Tanh Rational — `tanh(x) ≈ x·P(x²)/Q(x²)`

EmitTanhPolyApproximation (@0x1d5a9f40) is the no-EUP software tanh; VtanhNoEupF32 (@0x1d535b20) is a thin thunk into it (byte-confirmed: it loads no constants of its own and tail-calls the emitter). The structure, read directly from the decompiled VimmF32/VmulAddF32/VdivF32 chain:

function EmitTanhPolyApproximation(x):    // @0x1d5a9f40
    t   = VclampFloat(x, -9.0, +9.0)       //  0x84a283c / 0x84a2a84
    small = VltF32(VabsF32(t), 4e-4)       //  0x84a2758  (linear-region predicate)
    x2  = VmulF32(t, t)

    // NUMERATOR: 7-coefficient Horner P(x²), low→high, seed c0 then 6 FMAs, then ×x
    acc = VimmF32(c0)
    for ck in [c1, c2, c3, c4, c5, c6]:
        acc = VmulAddF32(x2, acc, ck)       //  acc = acc·x² + ck
    num = VmulF32(t, acc)                    //  x·P(x²)   — the odd factor

    // DENOMINATOR: 4-coefficient Horner Q(x²), low→high, seed d0 then 3 FMAs
    den = VimmF32(d0)
    for dk in [d1, d2, d3]:
        den = VmulAddF32(x2, den, dk)        //  den = den·x² + dk

    q = VdivF32(num, den)                    //  x·P(x²) / Q(x²)
    r = Vselect(small, t, q)                 //  return x in the linear region
    return VclampFloat(r, -1.0, +1.0)        //  0x84a26cc / 0x84a2444

The VdivF32 operand trace settles the parity: the accumulator that is multiplied by the clamped x (forming the odd function x·P) is the numerator; the bare even Horner is the denominator. This makes tanh odd by construction.
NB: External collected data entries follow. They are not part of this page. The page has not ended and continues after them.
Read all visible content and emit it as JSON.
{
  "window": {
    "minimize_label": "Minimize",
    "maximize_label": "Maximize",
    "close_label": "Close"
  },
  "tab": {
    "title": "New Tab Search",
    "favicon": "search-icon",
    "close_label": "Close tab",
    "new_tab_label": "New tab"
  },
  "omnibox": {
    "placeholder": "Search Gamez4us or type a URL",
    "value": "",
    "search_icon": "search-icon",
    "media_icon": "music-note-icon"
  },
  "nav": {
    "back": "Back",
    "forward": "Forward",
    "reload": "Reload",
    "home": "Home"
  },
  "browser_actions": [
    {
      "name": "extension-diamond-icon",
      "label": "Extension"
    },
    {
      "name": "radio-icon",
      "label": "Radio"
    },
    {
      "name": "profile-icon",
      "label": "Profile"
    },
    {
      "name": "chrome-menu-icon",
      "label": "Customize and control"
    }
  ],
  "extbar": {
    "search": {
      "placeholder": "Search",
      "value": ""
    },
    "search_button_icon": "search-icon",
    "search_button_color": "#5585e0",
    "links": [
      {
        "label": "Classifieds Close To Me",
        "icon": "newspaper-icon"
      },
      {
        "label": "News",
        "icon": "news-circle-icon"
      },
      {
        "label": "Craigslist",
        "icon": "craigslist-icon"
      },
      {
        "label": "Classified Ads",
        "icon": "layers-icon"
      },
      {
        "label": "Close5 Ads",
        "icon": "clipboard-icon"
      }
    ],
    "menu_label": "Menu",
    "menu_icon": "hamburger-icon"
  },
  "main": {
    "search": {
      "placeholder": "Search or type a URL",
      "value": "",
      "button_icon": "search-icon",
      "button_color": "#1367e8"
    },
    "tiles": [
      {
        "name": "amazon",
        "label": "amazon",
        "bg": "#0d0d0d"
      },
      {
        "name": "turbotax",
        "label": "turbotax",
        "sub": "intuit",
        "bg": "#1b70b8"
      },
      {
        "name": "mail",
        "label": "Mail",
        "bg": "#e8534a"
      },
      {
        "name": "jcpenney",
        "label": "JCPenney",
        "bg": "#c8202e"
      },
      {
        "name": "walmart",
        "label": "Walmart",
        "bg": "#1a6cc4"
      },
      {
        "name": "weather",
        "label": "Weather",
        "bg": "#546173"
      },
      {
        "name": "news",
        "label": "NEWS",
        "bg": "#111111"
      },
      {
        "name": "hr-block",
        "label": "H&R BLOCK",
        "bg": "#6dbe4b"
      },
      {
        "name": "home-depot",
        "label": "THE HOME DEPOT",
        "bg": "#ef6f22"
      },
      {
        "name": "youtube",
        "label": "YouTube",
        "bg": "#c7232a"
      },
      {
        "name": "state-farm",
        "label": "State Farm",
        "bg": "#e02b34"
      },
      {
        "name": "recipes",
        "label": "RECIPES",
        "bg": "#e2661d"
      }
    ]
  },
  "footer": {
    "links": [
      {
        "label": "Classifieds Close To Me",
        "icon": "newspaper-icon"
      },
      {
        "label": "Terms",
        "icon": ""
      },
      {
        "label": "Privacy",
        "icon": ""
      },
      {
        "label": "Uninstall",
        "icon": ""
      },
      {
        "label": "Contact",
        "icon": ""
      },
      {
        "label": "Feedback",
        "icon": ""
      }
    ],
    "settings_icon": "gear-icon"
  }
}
Numerator P(x²) — 7 coefficients, Horner low→high in x², whole P then ×x:

role	u32	f32	.rodata off
c0	`0xa59f25c0`	-2.7607683663038313e-16	`0x84a2654`
c1	`0x2a61337e`	2.0001879384549948e-13	`0x84a2428`
c2	`0xaebd37ff`	-8.604671836165423e-11	`0x84a2ef4`
c3	`0x335c0041`	5.122297253024044e-08	`0x84a27d8`
c4	`0x3779434a`	1.4857223504805006e-05	`0x84a24f0`
c5	`0x3a270ded`	0.0006372619536705315	`0x84a242c`
c6	`0x3ba059dc`	0.004893524572253227	`0x84a24a0`

Denominator Q(x²) — 4 coefficients, Horner low→high in x²:

role	u32	f32	.rodata off
d0	`0x35a0d3d8`	1.1982583600911312e-06	`0x84a2e8c`
d1	`0x38f895d6`	0.00011853470641653985	`0x84a2658`
d2	`0x3b14aa05`	0.0022684347350150347	`0x84a2564`
d3	`0x3ba059dd`	0.0048935250379145145	`0x84a27dc`

Brackets and saturation:

role	u32	f32	.rodata off
clamp lo	`0xc1100000`	-9.0	`0x84a283c`
clamp hi	`0x41100000`	+9.0	`0x84a2a84`
small thresh	`0x39d1b717`	0.00039999998989515007	`0x84a2758`
saturate −1	`0xbf800000`	-1.0	`0x84a26cc`
saturate +1	`0x3f800000`	1.0	`0x84a2444`

NOTE — c6 (0x3ba059dc) and d3 (0x3ba059dd) differ in only the LSB. The leading numerator and denominator coefficients are intentionally near-equal so x·P/Q → ±1 as |x| → 9 (the saturation limit); this is the rational's high-order asymptote and is the reason the outer [−1, +1] clamp is exact at the boundary. They are byte-confirmed distinct constants, not a transcription artifact.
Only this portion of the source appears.